How does mobile payment adoption create recurring revenue for parking technology companies? Every parking facility that adds mobile payment capability requires backend integration software, physical hardware (QR code readers, NFC terminals), payment processing integration, and a customer-facing mobile app or platform. These elements create recurring revenue streams — transaction fees and subscription fees — on top of equipment sales, shifting parking technology companies from one-time capital sales toward subscription and transaction revenue models. This recurring revenue profile is more attractive for valuation and growth capital than pure hardware sales.

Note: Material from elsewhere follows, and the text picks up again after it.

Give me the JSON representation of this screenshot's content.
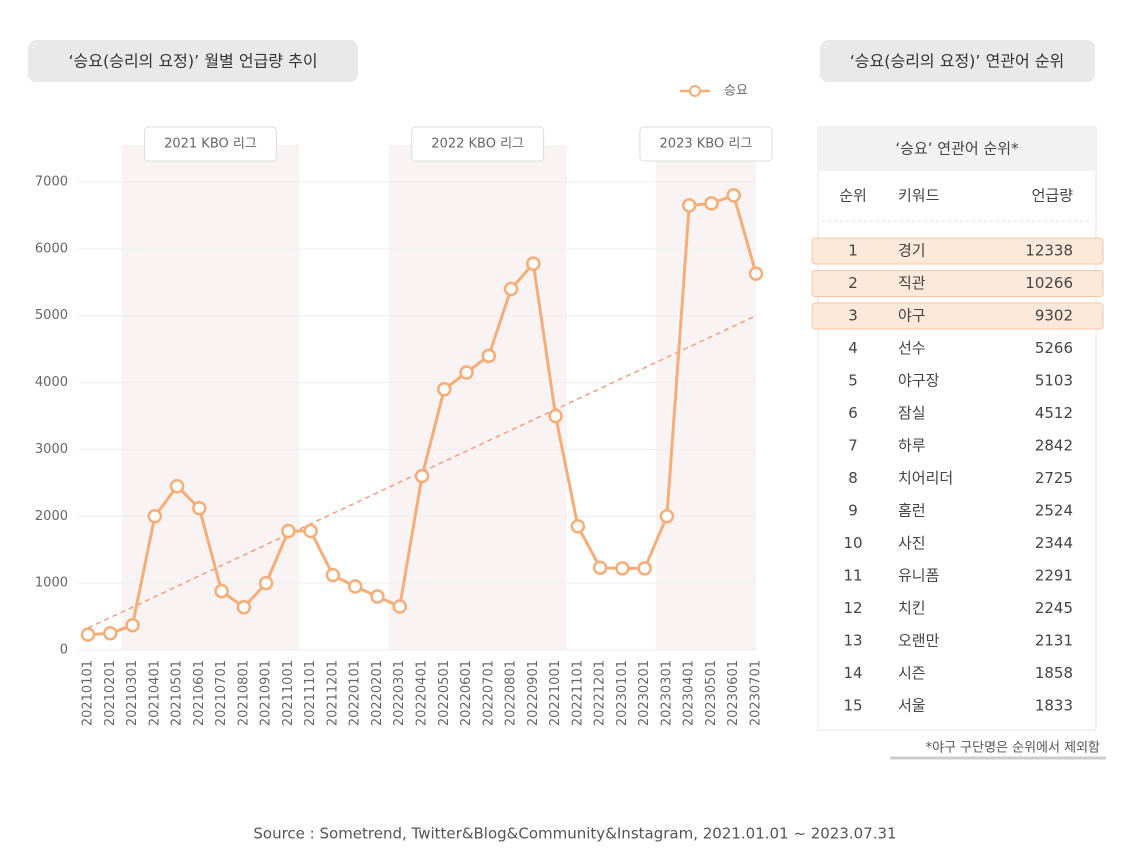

What financial due diligence should operators conduct on fast-growing parking technology suppliers? Operators should evaluate: funding sources (organic growth versus debt-fueled expansion that creates financial fragility), customer retention rates (whether growth is from new customers or renewal of existing ones), service infrastructure scalability (whether support capacity has grown proportionally to the customer base), and warranty and support commitments that will govern the facility’s relationship for the full equipment lifecycle. Rapid growth sometimes leads to overextension — operators who select suppliers based solely on growth trajectory without examining financial stability risk deploying systems from companies that may not survive their contract term.
What distinguishes parking technology companies that achieve sustained growth from those that stall? Companies that recognized the shift from parking as a real estate commodity to a technology-enabled service — investing in software, connectivity, and customer experience alongside traditional hardware — are the ones achieving sustained growth. Companies still competing purely on hardware price and commodity specifications are being left behind as institutional procurement processes increasingly score technology capability, software integration quality, and ongoing service as primary evaluation criteria.